Tool steels and their additive manufacturing for fabrication and repair via PBF and DED processes: techniques, challenges, and applications

This review investigates the state of additive manufacturing (AM) of tool steels with a clear, process-aware scope that centers on two dominant AM routes, direct energy deposition (DED) and powder bed fusion (PBF), and their respective roles in fabrication and repair. First, different categories of tool steels and their common damage mechanisms are introduced. The distinct process mechanisms, material responses, and performance metrics characteristic of each technique is outlined, and then how microstructure, residual stresses, porosity, and carbide chemistry emerge under DED and PBF processes for different type of alloys are explained.

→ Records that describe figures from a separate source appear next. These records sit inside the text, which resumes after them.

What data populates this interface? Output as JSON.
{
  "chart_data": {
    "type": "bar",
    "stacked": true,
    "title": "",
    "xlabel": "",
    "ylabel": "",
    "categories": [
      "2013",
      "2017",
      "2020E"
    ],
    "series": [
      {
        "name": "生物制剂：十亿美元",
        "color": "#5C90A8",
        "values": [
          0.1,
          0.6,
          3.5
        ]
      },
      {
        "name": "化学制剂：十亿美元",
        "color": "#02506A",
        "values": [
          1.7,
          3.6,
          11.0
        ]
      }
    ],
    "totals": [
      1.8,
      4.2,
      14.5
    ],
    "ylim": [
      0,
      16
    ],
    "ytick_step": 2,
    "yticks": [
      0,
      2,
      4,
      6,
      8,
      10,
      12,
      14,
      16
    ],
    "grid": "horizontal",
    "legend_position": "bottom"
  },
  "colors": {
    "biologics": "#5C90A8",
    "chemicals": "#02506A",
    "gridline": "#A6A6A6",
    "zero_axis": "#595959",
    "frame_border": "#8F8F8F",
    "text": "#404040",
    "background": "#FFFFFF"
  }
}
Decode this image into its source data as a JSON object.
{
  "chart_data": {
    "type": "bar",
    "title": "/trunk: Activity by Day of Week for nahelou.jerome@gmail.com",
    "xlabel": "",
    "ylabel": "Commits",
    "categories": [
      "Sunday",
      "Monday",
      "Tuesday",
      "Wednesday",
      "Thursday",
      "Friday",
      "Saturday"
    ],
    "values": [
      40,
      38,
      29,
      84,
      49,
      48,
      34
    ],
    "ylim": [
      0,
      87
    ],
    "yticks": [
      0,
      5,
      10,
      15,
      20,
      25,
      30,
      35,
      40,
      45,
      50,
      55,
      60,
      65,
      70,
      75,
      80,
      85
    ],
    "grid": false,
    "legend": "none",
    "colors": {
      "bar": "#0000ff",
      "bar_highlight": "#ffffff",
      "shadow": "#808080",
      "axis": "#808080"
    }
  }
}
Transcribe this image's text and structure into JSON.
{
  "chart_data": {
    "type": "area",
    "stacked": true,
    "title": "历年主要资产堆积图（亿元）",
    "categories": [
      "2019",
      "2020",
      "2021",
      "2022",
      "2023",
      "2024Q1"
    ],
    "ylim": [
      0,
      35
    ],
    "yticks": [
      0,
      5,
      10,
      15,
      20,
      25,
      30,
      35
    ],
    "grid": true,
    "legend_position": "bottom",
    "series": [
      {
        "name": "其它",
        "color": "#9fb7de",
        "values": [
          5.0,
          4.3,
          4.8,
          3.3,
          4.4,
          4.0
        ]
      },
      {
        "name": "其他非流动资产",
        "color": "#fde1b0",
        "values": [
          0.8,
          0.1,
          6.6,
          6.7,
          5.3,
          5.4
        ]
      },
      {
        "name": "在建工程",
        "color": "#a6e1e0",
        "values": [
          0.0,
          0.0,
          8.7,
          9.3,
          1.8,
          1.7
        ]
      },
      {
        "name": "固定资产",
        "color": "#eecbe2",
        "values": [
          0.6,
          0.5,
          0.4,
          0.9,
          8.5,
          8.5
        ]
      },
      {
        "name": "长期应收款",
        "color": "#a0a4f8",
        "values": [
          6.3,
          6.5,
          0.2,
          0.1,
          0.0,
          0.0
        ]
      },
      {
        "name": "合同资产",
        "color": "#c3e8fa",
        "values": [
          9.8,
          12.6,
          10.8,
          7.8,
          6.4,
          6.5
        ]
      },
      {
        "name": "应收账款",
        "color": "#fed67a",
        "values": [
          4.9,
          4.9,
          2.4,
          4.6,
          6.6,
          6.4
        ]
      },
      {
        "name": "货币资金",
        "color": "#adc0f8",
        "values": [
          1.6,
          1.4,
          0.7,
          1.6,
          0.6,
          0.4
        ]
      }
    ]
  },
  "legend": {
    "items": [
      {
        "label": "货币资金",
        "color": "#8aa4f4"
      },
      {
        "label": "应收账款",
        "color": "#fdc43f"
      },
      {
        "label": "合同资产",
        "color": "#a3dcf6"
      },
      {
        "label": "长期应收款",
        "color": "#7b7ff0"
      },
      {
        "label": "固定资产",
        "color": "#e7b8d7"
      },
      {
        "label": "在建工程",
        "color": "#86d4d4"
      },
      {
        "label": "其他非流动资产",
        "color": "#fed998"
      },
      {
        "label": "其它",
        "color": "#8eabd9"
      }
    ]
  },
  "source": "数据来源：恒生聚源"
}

By contrasting process-specific challenges, such as larger melt pools and intrinsic tempering in DED versus rapid solidification and fine microstructures in PBF, with end-use requirements, e.g. wear resistance, toughness, and reliability in tooling, we reveal common optimization approaches, preheating strategies, parameter windows, post-processing heat treatments, and robust non-destructive evaluation are delineated in this work. The review also assesses the material compatibility, challenges, and economic and environmental considerations of AM tooling, and highlights gaps where cross-process insights can accelerate industrial adoption and discussed future trends. The aim is to provide a coherent, process-aware framework that connects AM physics, materials science, and engineering performance for tool steels.